Em primeira análise, é evidente que a herança ideológica da educação, como um recurso destinado às elites, conservou-se na coletividade e na exclusão das classes inferiores. Nessa perspectiva, segundo Michel Foucault, o poder articula-se em uma linguagem que cria mecanismos de controle e coerção, fomentando a insubordinação. Sob essa ótica, constata-se que o discurso hegemônico introduzido, na modernidade, molda o colonialismo em estruturas modernas sociais, fortificando o pensamento fundamentalmente europeu que restringe o acesso à educação e, consequentemente, propicia a evasão escolar.

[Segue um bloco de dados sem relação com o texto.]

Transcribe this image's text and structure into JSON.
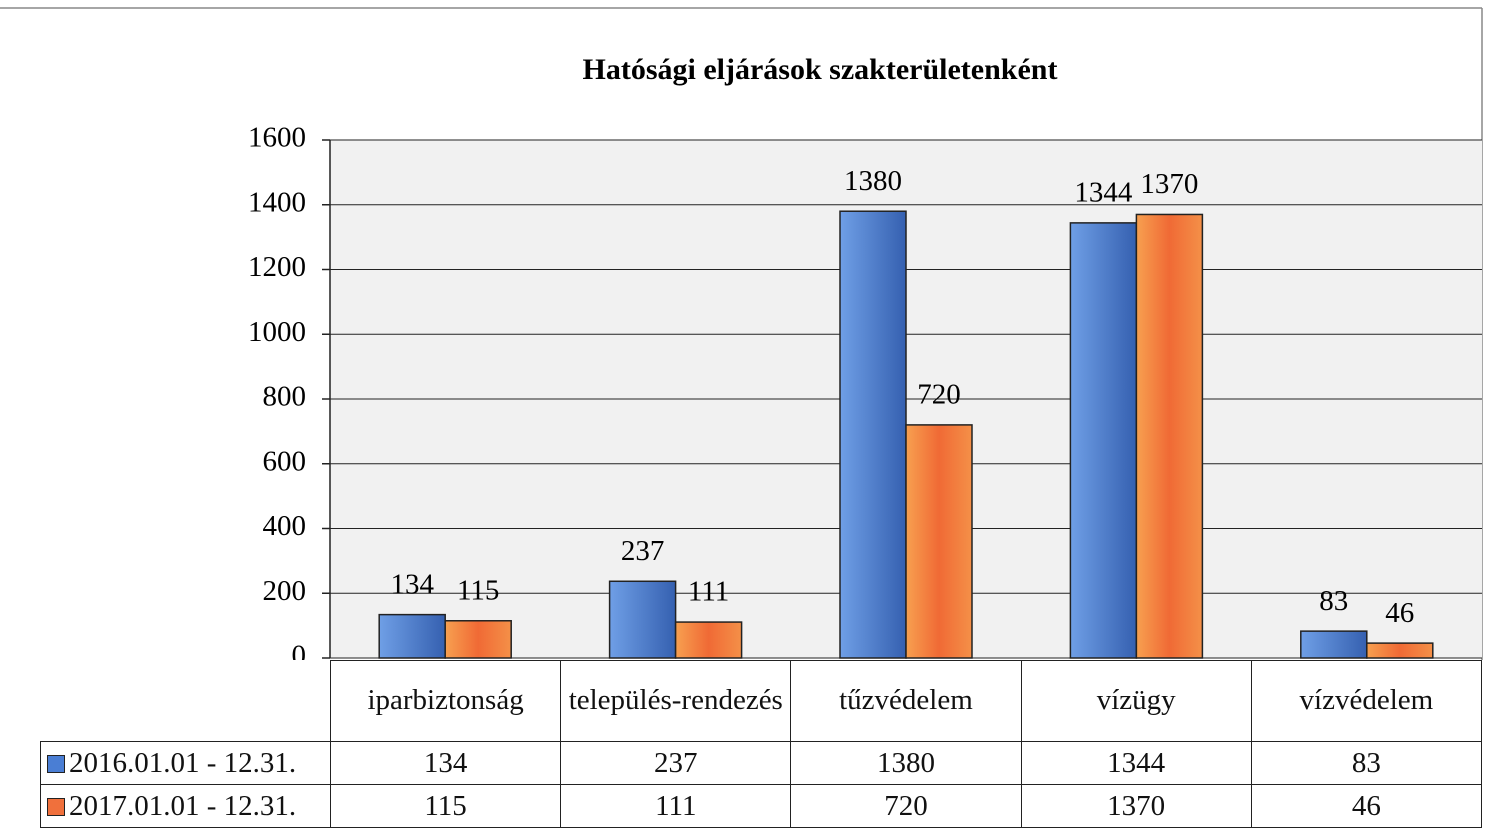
{
  "chart_data": {
    "type": "bar",
    "title": "Hatósági eljárások szakterületenként",
    "categories": [
      "iparbiztonság",
      "település-rendezés",
      "tűzvédelem",
      "vízügy",
      "vízvédelem"
    ],
    "series": [
      {
        "name": "2016.01.01 - 12.31.",
        "color": "#4a7ed4",
        "values": [
          134,
          237,
          1380,
          1344,
          83
        ]
      },
      {
        "name": "2017.01.01 - 12.31.",
        "color": "#f0703c",
        "values": [
          115,
          111,
          720,
          1370,
          46
        ]
      }
    ],
    "ylim": [
      0,
      1600
    ],
    "yticks": [
      0,
      200,
      400,
      600,
      800,
      1000,
      1200,
      1400,
      1600
    ],
    "grid": true
  }
}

Desse modo, com uma concepção instituída as bases educacionais destinadas apenas às camadas sociais altas, o acesso à educação adquire um caráter elitista, contribuindo para a exclusão do restante da população.
Ademais, é válido destacar que a displicência estatal potencializa esta problemática de um sistema falho em circundar esferas sociais. De acordo com a Constituição Federal do Brasil, promulgada no ano de 1988, todos devem ter acesso à educação. Entretanto, ao se analisar em copiosas ocorrências, segundo Zygmunt Bauman, na sua obra ‘‘Modernidade líquida’’, o Estado atua como uma ‘‘Instituição zumbi’’, ou seja, a sua forma existe e se perpetua, mas sem padrões e redirecionamentos, perdendo contato com as virtudes sociais. Dessa maneira, é importante salientar que a má atuação estatal provoca acesso desigual ao ensino básico e, como efeito, garante a condição de subcidadania da população.

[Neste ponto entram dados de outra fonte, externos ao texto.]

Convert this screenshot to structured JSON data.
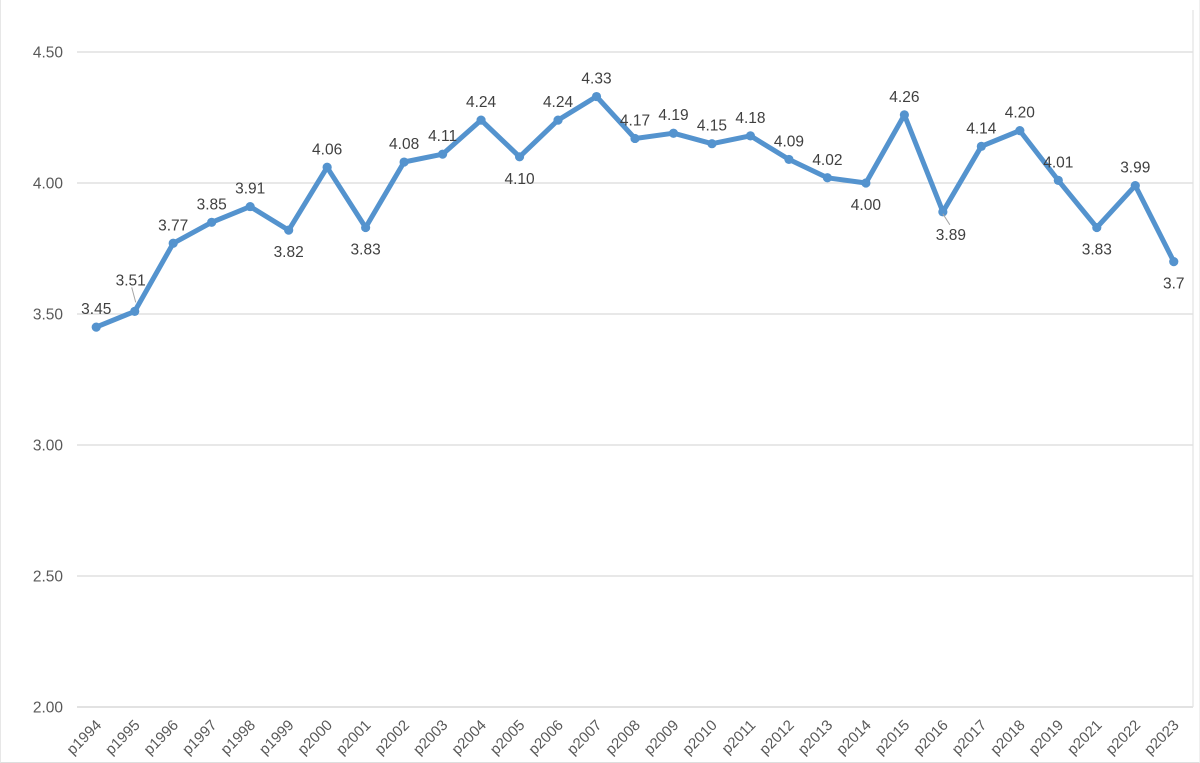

Portanto, é necessário que o Estado tome providências para melhorar o quadro atual. Para a conscientização da sociedade brasileira, urge que o MEC crie, por meio de verbas governamentais, campanhas publicitárias que detalhem a importância do exercício à educação igualitária e à isonomia do bem-estar como propulsoras do desenvolvimento do país. Sob essa finalidade, o Ministério Público Federal, por meio de ações judiciais avaliadas com prioridade pelo Poder Judiciário, deve assegurar as condições socioeducacionais, incentivando a democratização do acesso à educação. A iniciativa do MPF teria a finalidade de encaminhar o Brasil para um protagonismo forte na democracia.